100day Challenge

5.我サソ

2024/09/26 23:34
SS
 


 ※ サソリ生存if、生身





 砂隠れの里、その最深部――。
 所謂“拷問部屋”にて我愛羅は、椅子に座らされ拘束された一人の男と対峙していた。

「いい加減吐いたらどうだ」
「誰が言うかよ」

 鮮やかな赤い色の髪や白皙の美貌は薄汚れ、唇は切れて腕には無数の痣があった。それでも男――サソリの目はまだ死んでいなかった。
 我愛羅は目の前の男を注視しながら腕を組んだ。暁からの襲撃があったのは今から半月ほど前。己と里を襲ったデイダラからの攻撃を何とか捌き切った我愛羅は、一時は二人を捕縛。

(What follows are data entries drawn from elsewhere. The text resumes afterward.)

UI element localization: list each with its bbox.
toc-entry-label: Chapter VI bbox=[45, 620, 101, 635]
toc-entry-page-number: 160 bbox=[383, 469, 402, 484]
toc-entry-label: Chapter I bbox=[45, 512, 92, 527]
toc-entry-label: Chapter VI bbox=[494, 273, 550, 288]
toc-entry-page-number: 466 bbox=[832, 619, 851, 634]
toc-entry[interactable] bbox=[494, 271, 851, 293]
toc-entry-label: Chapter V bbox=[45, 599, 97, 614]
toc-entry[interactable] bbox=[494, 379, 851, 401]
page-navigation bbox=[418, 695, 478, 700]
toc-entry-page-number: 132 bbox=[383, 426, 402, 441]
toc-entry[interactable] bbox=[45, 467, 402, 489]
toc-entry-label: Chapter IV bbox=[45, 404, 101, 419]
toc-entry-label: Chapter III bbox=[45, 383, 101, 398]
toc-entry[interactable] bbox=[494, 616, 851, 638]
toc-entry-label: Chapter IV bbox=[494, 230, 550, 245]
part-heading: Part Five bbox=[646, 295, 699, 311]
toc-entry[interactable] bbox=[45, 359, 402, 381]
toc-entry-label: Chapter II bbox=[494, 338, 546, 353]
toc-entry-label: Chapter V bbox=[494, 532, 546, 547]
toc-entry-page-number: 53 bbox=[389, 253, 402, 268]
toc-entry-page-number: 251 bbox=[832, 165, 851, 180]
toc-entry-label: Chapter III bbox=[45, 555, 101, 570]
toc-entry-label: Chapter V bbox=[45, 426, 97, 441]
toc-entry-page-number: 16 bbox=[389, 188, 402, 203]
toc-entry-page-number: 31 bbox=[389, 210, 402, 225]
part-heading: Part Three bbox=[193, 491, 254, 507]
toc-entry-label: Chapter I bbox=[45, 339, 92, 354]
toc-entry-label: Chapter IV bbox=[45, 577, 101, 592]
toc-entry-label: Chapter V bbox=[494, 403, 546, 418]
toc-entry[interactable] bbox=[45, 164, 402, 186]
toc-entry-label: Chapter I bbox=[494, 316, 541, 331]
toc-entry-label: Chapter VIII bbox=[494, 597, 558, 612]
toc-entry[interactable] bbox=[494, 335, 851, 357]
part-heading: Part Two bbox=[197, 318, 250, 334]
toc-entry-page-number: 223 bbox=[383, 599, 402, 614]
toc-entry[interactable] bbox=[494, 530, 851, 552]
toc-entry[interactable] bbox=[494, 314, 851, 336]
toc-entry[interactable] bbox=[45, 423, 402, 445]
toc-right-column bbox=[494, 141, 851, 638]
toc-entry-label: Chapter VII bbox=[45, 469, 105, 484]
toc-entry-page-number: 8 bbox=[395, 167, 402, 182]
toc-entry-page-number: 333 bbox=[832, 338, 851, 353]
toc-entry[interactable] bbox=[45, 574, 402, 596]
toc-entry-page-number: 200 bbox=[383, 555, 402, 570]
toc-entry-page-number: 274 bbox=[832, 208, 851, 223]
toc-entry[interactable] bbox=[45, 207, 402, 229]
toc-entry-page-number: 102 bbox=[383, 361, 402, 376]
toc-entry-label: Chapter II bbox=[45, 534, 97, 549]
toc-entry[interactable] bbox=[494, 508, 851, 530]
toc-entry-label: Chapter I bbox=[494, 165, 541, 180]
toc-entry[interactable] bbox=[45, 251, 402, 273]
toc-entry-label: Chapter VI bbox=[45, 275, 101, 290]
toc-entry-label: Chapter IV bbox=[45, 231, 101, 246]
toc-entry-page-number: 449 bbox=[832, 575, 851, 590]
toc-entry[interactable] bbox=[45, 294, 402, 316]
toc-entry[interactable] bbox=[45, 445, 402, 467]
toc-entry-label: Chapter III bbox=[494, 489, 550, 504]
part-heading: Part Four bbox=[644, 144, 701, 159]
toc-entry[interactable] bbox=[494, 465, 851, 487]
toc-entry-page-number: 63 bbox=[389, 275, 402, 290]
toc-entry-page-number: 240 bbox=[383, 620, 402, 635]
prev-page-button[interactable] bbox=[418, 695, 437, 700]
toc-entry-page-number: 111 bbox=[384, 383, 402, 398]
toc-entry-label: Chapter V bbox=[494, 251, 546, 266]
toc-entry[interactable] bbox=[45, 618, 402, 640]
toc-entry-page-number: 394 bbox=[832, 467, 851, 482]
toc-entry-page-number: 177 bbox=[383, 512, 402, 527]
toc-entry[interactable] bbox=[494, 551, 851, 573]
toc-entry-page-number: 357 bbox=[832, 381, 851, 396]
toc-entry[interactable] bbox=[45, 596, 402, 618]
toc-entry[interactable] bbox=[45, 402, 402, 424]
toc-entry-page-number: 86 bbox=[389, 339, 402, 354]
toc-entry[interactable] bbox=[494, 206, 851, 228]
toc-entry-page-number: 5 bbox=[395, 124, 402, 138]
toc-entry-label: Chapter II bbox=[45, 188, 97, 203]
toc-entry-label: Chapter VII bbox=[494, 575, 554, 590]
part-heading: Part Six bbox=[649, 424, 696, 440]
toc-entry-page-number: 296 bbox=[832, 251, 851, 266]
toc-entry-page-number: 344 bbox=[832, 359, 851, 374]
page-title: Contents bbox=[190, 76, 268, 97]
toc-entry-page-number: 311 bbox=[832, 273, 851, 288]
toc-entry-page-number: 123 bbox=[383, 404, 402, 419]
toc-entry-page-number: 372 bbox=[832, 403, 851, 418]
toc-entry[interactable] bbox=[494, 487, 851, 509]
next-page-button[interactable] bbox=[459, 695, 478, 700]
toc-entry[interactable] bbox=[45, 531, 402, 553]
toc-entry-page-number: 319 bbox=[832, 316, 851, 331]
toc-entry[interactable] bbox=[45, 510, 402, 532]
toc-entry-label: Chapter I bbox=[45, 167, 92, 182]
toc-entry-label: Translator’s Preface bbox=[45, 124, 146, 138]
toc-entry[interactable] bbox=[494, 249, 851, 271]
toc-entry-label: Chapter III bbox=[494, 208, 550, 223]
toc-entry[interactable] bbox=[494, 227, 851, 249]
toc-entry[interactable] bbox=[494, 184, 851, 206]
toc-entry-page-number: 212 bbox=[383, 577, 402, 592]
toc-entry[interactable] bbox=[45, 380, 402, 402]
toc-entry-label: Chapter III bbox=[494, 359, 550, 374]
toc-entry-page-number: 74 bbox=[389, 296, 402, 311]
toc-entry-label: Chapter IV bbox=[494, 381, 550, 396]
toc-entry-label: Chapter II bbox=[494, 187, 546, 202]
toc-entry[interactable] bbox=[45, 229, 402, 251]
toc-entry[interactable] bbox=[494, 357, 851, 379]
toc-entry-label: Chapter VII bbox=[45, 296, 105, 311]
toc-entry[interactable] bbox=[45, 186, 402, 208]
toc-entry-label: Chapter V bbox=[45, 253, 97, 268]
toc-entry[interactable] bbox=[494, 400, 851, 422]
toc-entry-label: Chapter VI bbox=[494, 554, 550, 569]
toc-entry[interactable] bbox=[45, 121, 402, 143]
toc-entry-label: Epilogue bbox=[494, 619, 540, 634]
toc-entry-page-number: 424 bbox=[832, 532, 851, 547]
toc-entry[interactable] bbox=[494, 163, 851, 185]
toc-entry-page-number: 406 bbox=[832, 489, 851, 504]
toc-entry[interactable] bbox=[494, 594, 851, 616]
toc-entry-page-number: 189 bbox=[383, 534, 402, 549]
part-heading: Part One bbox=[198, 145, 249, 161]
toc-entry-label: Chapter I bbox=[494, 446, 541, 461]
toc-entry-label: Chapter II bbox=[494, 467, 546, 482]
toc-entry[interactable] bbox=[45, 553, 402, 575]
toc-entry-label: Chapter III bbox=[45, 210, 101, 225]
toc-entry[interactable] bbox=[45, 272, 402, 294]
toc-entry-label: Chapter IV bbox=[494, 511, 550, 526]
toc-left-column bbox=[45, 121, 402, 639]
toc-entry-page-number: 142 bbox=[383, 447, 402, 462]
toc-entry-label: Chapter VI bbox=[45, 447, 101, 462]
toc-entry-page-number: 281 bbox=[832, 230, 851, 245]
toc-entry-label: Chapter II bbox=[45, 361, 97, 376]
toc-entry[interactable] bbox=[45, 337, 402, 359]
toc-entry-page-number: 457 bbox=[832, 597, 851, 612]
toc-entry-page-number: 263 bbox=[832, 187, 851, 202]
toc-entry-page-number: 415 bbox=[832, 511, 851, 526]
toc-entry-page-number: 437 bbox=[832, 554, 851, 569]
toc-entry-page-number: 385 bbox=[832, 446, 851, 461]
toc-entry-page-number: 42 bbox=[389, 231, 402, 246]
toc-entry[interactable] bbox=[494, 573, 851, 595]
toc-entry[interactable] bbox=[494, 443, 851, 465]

デイダラには逃げられてしまったが、ここ砂隠れの抜け忍であり、三代目風影を殺害した犯人……赤砂のサソリを捕らえる事に成功した。
 謎に包まれたS級犯罪者集団、暁の情報を何とか吐かせようと、暗部の拷問・尋問部隊が頑張っているらしいが……それらしい成果は未だ手に入っていない。見た目に反して強情な男だ、というのが我愛羅の感想だった。

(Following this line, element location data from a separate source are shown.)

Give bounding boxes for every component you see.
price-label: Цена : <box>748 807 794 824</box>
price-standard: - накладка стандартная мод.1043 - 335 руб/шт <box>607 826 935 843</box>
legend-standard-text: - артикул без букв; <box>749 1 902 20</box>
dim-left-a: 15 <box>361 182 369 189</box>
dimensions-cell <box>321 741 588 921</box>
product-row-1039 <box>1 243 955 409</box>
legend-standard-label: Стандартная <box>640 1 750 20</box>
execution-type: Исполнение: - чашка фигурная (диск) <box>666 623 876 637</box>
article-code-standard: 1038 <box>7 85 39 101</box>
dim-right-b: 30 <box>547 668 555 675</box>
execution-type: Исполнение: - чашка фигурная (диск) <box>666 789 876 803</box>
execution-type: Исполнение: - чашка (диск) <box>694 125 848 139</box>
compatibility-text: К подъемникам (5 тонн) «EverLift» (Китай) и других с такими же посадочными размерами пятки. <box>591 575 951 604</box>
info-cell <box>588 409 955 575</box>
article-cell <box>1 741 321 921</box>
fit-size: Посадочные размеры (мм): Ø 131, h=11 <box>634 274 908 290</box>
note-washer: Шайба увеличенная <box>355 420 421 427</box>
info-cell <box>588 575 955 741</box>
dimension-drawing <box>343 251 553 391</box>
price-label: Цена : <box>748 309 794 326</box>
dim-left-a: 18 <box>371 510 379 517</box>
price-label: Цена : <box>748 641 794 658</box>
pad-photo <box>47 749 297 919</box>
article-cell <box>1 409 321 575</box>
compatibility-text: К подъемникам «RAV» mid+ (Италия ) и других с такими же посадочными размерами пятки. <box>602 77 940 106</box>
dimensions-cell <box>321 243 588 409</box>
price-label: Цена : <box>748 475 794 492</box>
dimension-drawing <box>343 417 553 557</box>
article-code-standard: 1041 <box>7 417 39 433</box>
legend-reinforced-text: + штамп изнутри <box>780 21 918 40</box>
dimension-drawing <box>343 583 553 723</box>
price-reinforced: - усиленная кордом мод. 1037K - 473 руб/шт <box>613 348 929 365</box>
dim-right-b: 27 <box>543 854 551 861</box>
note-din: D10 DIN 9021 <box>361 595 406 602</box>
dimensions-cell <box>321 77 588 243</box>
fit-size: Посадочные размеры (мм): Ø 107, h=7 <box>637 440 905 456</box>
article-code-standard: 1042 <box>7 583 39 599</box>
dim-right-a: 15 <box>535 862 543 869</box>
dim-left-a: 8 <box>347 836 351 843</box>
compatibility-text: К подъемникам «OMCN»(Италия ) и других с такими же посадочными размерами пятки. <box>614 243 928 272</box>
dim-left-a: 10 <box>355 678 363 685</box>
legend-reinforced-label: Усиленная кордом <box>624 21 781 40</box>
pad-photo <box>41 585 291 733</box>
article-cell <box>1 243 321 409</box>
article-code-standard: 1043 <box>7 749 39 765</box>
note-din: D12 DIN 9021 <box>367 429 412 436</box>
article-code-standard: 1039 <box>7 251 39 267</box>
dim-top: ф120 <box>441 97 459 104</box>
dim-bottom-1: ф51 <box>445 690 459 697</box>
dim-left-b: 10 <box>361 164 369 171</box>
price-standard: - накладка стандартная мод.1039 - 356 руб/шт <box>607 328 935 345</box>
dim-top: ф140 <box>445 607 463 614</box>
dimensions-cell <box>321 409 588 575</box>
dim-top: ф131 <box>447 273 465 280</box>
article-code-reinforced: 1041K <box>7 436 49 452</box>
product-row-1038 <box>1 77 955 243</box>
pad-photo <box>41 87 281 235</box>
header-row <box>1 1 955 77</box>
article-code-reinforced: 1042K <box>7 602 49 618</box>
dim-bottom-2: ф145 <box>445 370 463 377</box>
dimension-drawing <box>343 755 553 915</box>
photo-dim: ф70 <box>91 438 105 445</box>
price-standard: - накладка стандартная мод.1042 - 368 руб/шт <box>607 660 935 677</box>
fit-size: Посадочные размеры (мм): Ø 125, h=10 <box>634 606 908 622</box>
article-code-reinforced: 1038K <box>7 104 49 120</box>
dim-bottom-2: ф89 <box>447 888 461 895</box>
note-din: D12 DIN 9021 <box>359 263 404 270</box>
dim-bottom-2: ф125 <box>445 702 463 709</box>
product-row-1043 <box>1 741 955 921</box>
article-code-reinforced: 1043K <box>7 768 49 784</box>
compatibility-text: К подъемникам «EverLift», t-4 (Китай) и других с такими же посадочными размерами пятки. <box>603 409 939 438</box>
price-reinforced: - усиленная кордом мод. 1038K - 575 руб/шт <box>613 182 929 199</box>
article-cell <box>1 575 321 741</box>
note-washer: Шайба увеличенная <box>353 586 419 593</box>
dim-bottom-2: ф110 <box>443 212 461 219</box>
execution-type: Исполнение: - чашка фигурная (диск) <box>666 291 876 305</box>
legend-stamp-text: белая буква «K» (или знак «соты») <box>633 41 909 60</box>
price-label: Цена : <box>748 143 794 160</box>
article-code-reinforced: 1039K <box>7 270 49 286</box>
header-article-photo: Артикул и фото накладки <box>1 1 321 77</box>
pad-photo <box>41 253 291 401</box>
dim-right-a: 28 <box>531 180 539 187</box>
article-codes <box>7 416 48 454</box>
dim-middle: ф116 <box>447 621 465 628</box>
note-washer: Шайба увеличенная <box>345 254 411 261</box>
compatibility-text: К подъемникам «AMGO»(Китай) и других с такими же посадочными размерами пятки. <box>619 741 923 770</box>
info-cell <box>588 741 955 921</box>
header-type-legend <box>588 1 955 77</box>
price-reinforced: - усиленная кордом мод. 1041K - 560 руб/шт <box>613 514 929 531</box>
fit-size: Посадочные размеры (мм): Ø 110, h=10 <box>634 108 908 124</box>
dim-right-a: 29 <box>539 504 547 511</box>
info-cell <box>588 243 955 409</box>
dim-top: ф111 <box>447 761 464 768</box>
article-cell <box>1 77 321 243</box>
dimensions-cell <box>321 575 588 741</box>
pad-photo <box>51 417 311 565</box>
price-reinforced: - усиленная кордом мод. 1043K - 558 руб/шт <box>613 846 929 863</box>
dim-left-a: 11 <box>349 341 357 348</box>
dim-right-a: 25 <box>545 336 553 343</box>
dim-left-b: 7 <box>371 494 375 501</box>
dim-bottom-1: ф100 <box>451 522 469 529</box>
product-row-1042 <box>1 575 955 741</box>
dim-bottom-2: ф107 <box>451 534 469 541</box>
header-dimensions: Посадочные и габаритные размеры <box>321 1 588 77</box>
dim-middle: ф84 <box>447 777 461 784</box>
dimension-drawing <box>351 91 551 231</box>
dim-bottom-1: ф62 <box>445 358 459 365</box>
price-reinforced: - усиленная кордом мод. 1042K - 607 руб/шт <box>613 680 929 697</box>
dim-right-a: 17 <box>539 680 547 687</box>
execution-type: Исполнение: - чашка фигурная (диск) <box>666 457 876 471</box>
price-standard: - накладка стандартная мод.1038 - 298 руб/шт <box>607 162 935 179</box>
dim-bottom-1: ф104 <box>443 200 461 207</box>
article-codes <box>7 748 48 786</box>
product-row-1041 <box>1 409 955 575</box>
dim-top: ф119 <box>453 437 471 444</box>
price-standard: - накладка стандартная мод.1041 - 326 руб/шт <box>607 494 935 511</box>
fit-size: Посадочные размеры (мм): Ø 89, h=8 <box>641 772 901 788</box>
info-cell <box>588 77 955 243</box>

「暁に未練や義理でもあるのか。話さない理由は何だ?」
「……は。別に義理立てしてるつもりはねぇ」

 サソリのギラついた瞳が我愛羅を映した。その光の強さに我愛羅の背筋が震える。

「この里が……“風影”が嫌いだから。ただそれだけだ」

 せせら笑うサソリ。その目に他の色を認めた我愛羅は、眉を寄せる。

「……気に食わない」
「い゙ッ――!」

 サソリは痛みに声を上げる。我愛羅が思い切り首筋に噛み付いたからだ。ややあって我愛羅が首筋から顔を上げると、くっきりと付いた歯型に血が滲んでいた。

「テメェ……っ、なに……」
「お前の前に居るのはオレだ。オレを見ろ……サソリ」

 サソリが動揺しているのが分かる。だが我愛羅は、待つ気はない。
 我愛羅が先程付けた傷口を舐める。只の血液、だがサソリの物だと思うと甘露よりも甘く感じた。